We call on the Commonwealth to pass laws providing:

A national elected Aboriginal and Islander organisation to oversee Aboriginal and Islander affairs;

A national system of land rights;

A police and justice system which recognises our customary laws and frees us from discrimination and any activity which may threaten our identity or security, interfere with our freedom of expression or association, or otherwise prevent our full enjoyment and exercise of universally recognised human rights and fundamental freedoms.

We call on the Australian Government to support Aborigines in the development of an international declaration of principles for indigenous rights, leading to an international covenant.

And we call on the Commonwealth Parliament to negotiate with us a Treaty recognising our prior ownership, continued occupation and sovereignty and affirming our human rights and freedom.

30 Years Later

2018 marks 30 years since the original Barunga Statement was presented. The bark statement now hangs in the walls of the Australian Parliament House, but its demands have been unanswered.

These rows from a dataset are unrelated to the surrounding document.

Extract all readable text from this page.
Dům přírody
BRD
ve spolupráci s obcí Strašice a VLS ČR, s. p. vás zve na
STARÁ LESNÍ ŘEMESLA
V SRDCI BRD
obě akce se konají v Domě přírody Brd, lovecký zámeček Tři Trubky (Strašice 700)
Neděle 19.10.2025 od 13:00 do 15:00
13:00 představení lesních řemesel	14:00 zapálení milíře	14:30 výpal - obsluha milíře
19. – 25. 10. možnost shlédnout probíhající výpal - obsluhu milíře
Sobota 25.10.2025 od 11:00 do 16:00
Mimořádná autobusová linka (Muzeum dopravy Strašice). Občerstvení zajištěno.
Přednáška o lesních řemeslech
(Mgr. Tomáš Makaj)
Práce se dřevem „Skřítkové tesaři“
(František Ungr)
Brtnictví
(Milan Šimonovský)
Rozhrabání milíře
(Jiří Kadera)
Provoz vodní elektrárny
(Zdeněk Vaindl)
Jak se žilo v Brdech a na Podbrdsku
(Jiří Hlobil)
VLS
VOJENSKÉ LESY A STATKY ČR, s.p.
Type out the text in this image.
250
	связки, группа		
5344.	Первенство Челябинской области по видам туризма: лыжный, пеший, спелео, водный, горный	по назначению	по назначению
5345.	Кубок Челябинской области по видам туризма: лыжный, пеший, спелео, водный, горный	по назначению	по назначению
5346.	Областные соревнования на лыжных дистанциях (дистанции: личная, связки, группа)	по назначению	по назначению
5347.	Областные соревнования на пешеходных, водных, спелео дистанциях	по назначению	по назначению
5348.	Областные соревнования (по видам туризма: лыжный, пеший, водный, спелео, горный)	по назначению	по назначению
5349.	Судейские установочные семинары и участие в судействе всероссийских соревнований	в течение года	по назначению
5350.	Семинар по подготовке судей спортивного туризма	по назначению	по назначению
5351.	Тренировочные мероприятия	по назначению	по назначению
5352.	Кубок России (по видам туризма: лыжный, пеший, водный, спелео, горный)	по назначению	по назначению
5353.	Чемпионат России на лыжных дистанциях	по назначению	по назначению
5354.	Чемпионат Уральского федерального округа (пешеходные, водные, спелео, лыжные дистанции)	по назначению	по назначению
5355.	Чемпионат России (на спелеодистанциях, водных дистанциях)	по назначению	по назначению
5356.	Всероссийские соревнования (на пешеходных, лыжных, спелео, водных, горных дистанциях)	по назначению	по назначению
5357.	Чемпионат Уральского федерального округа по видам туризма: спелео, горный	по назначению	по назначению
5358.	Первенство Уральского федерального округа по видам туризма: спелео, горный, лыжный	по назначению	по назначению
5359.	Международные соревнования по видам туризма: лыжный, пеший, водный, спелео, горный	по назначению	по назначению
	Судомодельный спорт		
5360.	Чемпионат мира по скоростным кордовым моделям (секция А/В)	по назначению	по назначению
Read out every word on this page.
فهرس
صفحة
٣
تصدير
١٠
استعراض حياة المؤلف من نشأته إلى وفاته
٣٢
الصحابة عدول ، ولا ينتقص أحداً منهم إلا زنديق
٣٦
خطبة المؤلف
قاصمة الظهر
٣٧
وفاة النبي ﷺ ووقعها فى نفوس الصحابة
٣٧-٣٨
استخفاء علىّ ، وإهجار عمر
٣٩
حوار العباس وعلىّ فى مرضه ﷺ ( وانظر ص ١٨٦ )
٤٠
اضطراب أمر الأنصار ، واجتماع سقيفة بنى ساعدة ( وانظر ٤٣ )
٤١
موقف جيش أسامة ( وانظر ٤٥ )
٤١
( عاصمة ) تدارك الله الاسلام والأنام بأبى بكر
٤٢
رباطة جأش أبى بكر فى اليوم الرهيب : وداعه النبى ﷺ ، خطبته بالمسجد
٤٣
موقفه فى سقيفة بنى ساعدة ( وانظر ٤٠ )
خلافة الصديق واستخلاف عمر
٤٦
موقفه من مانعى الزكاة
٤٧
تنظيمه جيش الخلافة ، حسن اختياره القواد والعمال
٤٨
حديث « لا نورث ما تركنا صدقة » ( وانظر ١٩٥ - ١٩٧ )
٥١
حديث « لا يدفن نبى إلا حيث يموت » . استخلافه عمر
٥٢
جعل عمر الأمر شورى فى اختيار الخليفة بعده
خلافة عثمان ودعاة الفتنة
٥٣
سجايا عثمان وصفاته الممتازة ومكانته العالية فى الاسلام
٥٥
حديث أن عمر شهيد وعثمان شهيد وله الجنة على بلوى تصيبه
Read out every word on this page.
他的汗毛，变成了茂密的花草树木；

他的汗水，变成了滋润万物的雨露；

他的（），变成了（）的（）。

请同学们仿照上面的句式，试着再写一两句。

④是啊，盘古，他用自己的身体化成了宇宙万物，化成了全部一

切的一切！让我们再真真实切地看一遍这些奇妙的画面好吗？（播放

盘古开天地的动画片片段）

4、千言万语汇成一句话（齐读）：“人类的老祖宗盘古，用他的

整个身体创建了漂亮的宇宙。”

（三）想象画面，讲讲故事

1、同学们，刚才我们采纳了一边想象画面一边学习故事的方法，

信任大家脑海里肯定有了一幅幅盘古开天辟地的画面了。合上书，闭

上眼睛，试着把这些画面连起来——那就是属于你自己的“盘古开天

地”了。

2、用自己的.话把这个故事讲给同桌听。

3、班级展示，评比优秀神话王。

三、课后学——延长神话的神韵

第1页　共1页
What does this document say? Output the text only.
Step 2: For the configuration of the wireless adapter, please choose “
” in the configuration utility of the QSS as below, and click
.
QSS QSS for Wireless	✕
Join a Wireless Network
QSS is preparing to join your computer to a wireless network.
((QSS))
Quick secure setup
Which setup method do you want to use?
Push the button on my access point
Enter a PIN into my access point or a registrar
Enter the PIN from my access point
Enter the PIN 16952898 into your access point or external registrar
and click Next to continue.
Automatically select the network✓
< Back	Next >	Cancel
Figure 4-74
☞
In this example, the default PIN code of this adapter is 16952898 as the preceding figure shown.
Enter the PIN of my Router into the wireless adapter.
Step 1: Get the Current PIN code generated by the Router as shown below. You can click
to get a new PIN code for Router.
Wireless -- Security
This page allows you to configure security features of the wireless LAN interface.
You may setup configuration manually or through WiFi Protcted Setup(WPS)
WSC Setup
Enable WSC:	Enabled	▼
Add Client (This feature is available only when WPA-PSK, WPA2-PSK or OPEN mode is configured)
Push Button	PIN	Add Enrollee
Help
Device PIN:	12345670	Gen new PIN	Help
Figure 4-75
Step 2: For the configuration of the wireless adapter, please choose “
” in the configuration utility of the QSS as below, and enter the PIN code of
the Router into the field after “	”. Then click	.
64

The call for the Commonwealth Parliament to negotiate a national Treaty has yet to be realised. However, thirty years on and the Aboriginal Land Councils of the Northern Territory remain committed to the goals and aspirations articulated in the Barunga Statement.

At the 2018 Barunga Festival, the Barunga Agreement was signed on Jawoyn Country. This Agreement outlines a Memorandum of Understanding between Traditional Owners from the four Land Councils of the Northern Territory and the Northern Territory Government to work towards a treaty in the Northern Territory.

This is the beginning of a long journey to treaty in the Northern Territory, and while it is not a national effort, it is an important step forward.